Al paragrafo dell’accordo titolato Riattivazione del mercato del lavoro, alla lettera D, è scritto testualmente: “Per rendere più efficiente il mercato del lavoro va disciplinato anche nel nostro paese il lavoro interinale. La disciplina deve offrire garanzie idonee a evitare che il predetto istituto possa rap- presentare il mezzo per la destrutturazione di lavori stabili”.

Nel 1994 ci ritrovammo sui seggi della Camera dei deputati anche io e Gino Giugni e fu lui, maestro di diritto del lavoro indimenticabile e impareggiabile, a voler avviare la fase di attuazione di quell’obiettivo dell’accordo di un anno prima, co- involgendomi nella stesura e nella presentazione della prima proposta di legge per la introduzione nell’ordinamento dell’istituto del lavoro tramite Agenzie, l’AC 1174 del 31/08/1994. Purtroppo, la conclusione prematura della legislatura nel 1996 non consentì di portarla all’esame delle Commissioni e dell’Aula, ma il nuovo Governo, presieduto da Romano Prodi, accolse di buon grado l’orientamento del Ministro del lavoro, Tiziano Treu, che riprese il tema e lo portò al dibattito del Parlamento, fino a giungere all’approvazione e alla pubblicazione della legge 196 del 1997; gli interventi successivi di Raffaele Morese, di Marco Biagi e il Jobs act di Renzi ne hanno integrato il contenuto.

L’essenza della proposta di Giugni, e del successivo atto elaborato da Treu con gli aggiustamenti degli interventi legislativi successivi, ha fatto da base di riferimento alla configurazione dell’istituto in termini di definizione di specifiche tutele e di promozione professionale attraverso i rinnovi contrattuali e gli accordi su specifiche situazioni, una per tutte è la configurazione di azioni finalizzate alla qualificazione e al- l’impiego degl’immigrati richiedenti asilo politico, che ha dato luogo a riconoscimenti dell’UNHCR alle Agenzie che si sono misurate con iniziative di politica attiva.

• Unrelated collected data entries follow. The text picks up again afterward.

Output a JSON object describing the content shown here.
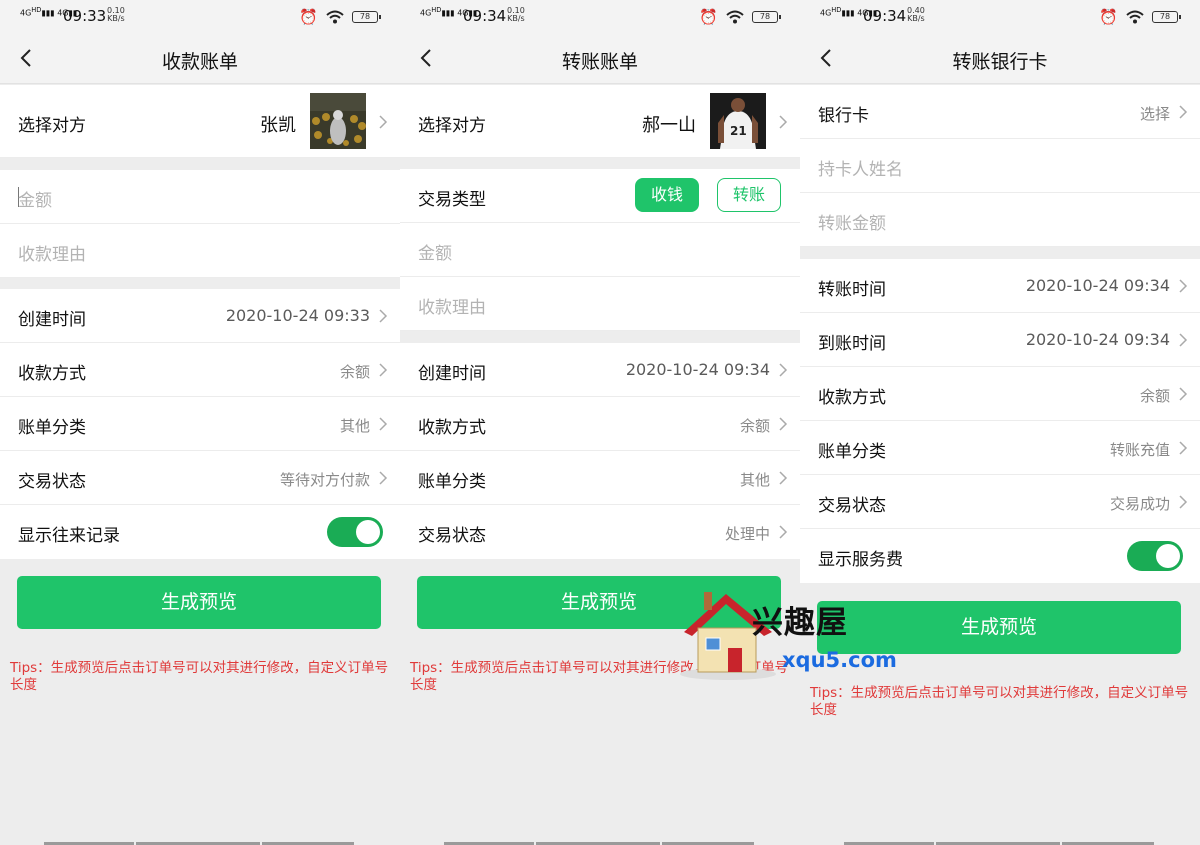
{
  "status_bars": [
    {
      "network": "4G",
      "time": "09:33",
      "speed_top": "0.10",
      "speed_unit": "KB/s",
      "battery": "78"
    },
    {
      "network": "4G",
      "time": "09:34",
      "speed_top": "0.10",
      "speed_unit": "KB/s",
      "battery": "78"
    },
    {
      "network": "4G",
      "time": "09:34",
      "speed_top": "0.40",
      "speed_unit": "KB/s",
      "battery": "78"
    }
  ],
  "screen1": {
    "title": "收款账单",
    "counterparty_label": "选择对方",
    "counterparty_name": "张凯",
    "amount_placeholder": "金额",
    "reason_placeholder": "收款理由",
    "rows": [
      {
        "label": "创建时间",
        "value": "2020-10-24 09:33"
      },
      {
        "label": "收款方式",
        "value": "余额"
      },
      {
        "label": "账单分类",
        "value": "其他"
      },
      {
        "label": "交易状态",
        "value": "等待对方付款"
      }
    ],
    "toggle_label": "显示往来记录",
    "toggle_on": true,
    "button": "生成预览",
    "tips": "Tips：生成预览后点击订单号可以对其进行修改，自定义订单号长度"
  },
  "screen2": {
    "title": "转账账单",
    "counterparty_label": "选择对方",
    "counterparty_name": "郝一山",
    "type_label": "交易类型",
    "type_options": [
      "收钱",
      "转账"
    ],
    "amount_placeholder": "金额",
    "reason_placeholder": "收款理由",
    "rows": [
      {
        "label": "创建时间",
        "value": "2020-10-24 09:34"
      },
      {
        "label": "收款方式",
        "value": "余额"
      },
      {
        "label": "账单分类",
        "value": "其他"
      },
      {
        "label": "交易状态",
        "value": "处理中"
      }
    ],
    "button": "生成预览",
    "tips": "Tips：生成预览后点击订单号可以对其进行修改，自定义订单号长度"
  },
  "screen3": {
    "title": "转账银行卡",
    "bank_label": "银行卡",
    "bank_value": "选择",
    "holder_placeholder": "持卡人姓名",
    "amount_placeholder": "转账金额",
    "rows": [
      {
        "label": "转账时间",
        "value": "2020-10-24 09:34"
      },
      {
        "label": "到账时间",
        "value": "2020-10-24 09:34"
      },
      {
        "label": "收款方式",
        "value": "余额"
      },
      {
        "label": "账单分类",
        "value": "转账充值"
      },
      {
        "label": "交易状态",
        "value": "交易成功"
      }
    ],
    "toggle_label": "显示服务费",
    "toggle_on": true,
    "button": "生成预览",
    "tips": "Tips：生成预览后点击订单号可以对其进行修改，自定义订单号长度"
  },
  "watermark": {
    "cn": "兴趣屋",
    "en": "xqu5.com"
  },
  "colors": {
    "accent": "#1fc46a",
    "toggle": "#1aac55",
    "tips": "#e03a3a"
  }
}
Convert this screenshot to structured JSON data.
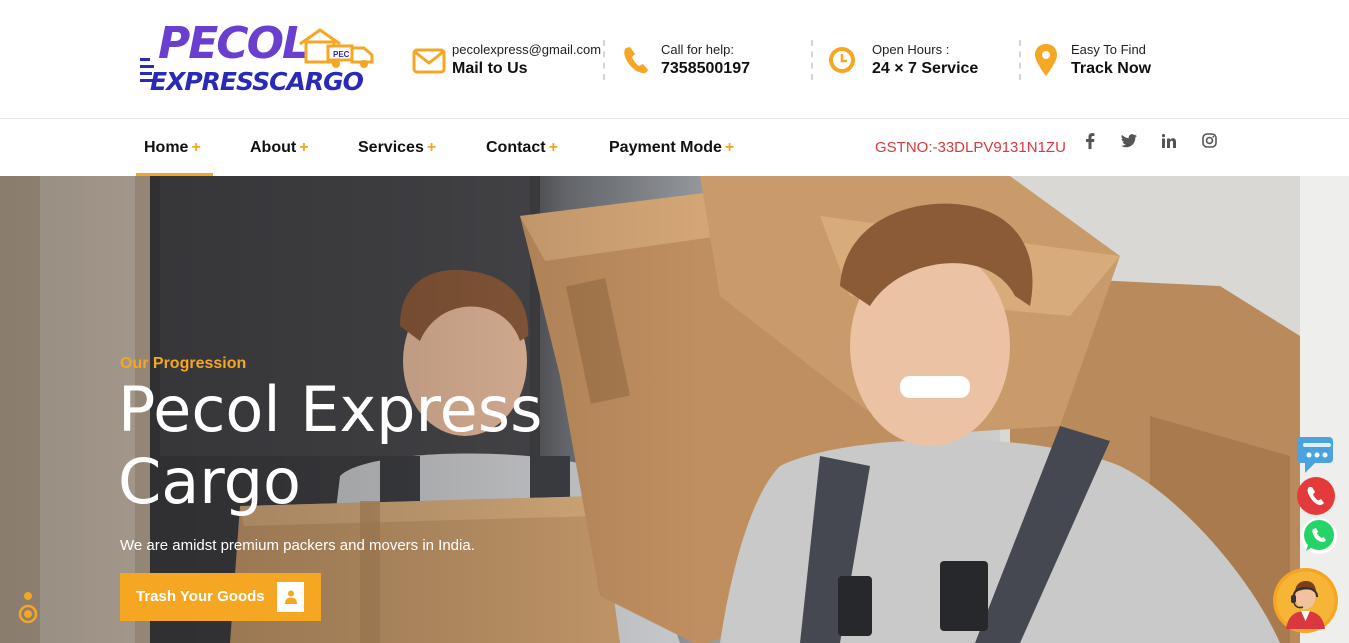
{
  "brand": {
    "logo_top": "PECOL",
    "logo_bottom": "EXPRESSCARGO",
    "logo_badge": "PEC"
  },
  "contact": [
    {
      "icon": "mail-icon",
      "line1": "pecolexpress@gmail.com",
      "line2": "Mail to Us"
    },
    {
      "icon": "phone-icon",
      "line1": "Call for help:",
      "line2": "7358500197"
    },
    {
      "icon": "clock-icon",
      "line1": "Open Hours :",
      "line2": "24 × 7 Service"
    },
    {
      "icon": "map-pin-icon",
      "line1": "Easy To Find",
      "line2": "Track Now"
    }
  ],
  "nav": {
    "items": [
      {
        "label": "Home",
        "active": true
      },
      {
        "label": "About"
      },
      {
        "label": "Services"
      },
      {
        "label": "Contact"
      },
      {
        "label": "Payment Mode"
      }
    ],
    "plus": "+",
    "gst": "GSTNO:-33DLPV9131N1ZU",
    "social": [
      "facebook-icon",
      "twitter-icon",
      "linkedin-icon",
      "instagram-icon"
    ]
  },
  "hero": {
    "kicker": "Our Progression",
    "title": "Pecol Express Cargo",
    "subtitle": "We are amidst premium packers and movers in India.",
    "cta": "Trash Your Goods"
  },
  "colors": {
    "accent": "#f5a623",
    "gst": "#d9393e",
    "logo_purple": "#6a3fd0",
    "logo_blue": "#2a2ab8"
  }
}
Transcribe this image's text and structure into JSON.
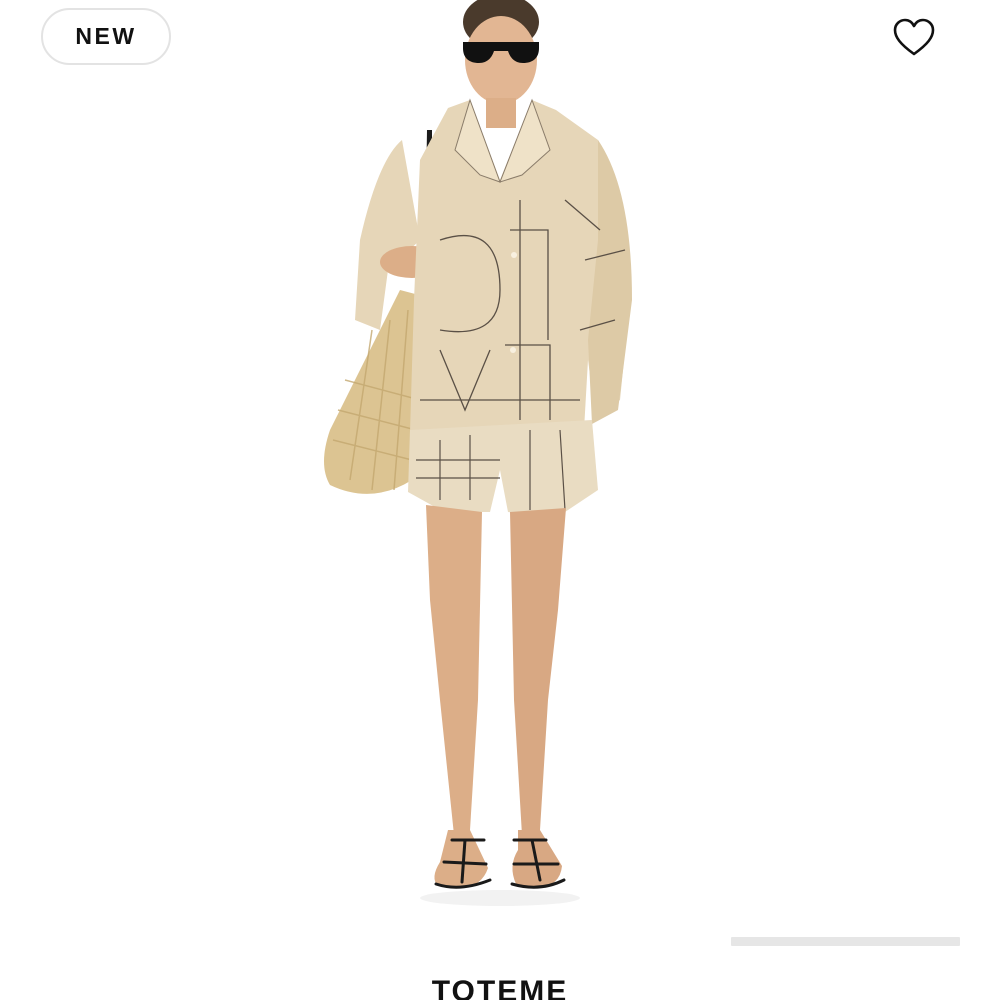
{
  "badge": {
    "label": "NEW"
  },
  "wishlist": {
    "icon": "heart-outline-icon"
  },
  "product": {
    "brand": "TOTEME",
    "image_description_icon": "model-wearing-outfit-image",
    "colors": {
      "outfit": "#e6d6b8",
      "outfit_shadow": "#cdb994",
      "monogram_lines": "#5a5046",
      "skin": "#dcae88",
      "bag": "#dcc492"
    }
  },
  "carousel": {
    "active_index": 1,
    "total": 4
  }
}
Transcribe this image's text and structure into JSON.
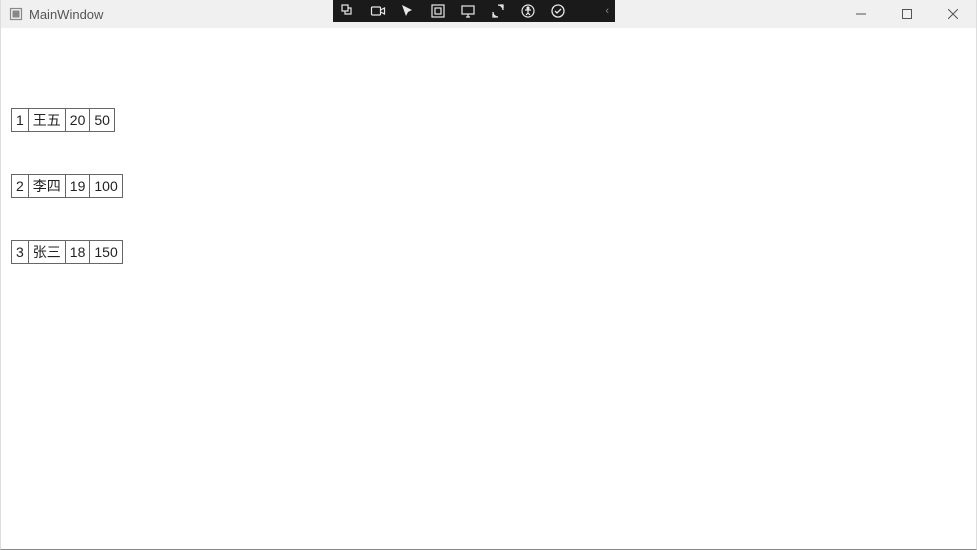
{
  "window": {
    "title": "MainWindow"
  },
  "vs_toolbar": {
    "icons": [
      "live-visual-tree-icon",
      "screen-recorder-icon",
      "select-element-icon",
      "display-layout-icon",
      "track-focus-icon",
      "hot-reload-icon",
      "accessibility-icon",
      "check-icon"
    ],
    "chevron": "‹"
  },
  "rows": [
    {
      "cells": [
        "1",
        "王五",
        "20",
        "50"
      ]
    },
    {
      "cells": [
        "2",
        "李四",
        "19",
        "100"
      ]
    },
    {
      "cells": [
        "3",
        "张三",
        "18",
        "150"
      ]
    }
  ]
}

La contrattazione tra Assolavoro e le tre Organizzazioni sindacali di settore FILCA-CISL, NIDIL-CGIL, UILTEMP-UIL ha generato un’esperienza avanzata e ad implementazione costante di quella flexsecurity, che la Commissione europea considera come “una strategia capace di aumentare contemporaneamente flessibilità e sicurezza sul mercato del lavoro, il tutto grazie ad accordi contrattuali flessibili e affidabili, strategie di apprendimento permanente, politiche attive per il mercato del lavoro e moderni sistemi mutualistici di welfare in grado di garantire un sostegno al reddito durante le transizioni occupazionali”. Dando merito alla Danimarca per aver introdotto l’innovazione, non si può ignorare che dal pacchetto Treu (L.196 del 24 giugno 1997) in avanti, la presenza di intermediari privati accreditati ha svolto un ruolo eccezionale nel processo di incontro tra domanda e offerta di lavoro in Italia.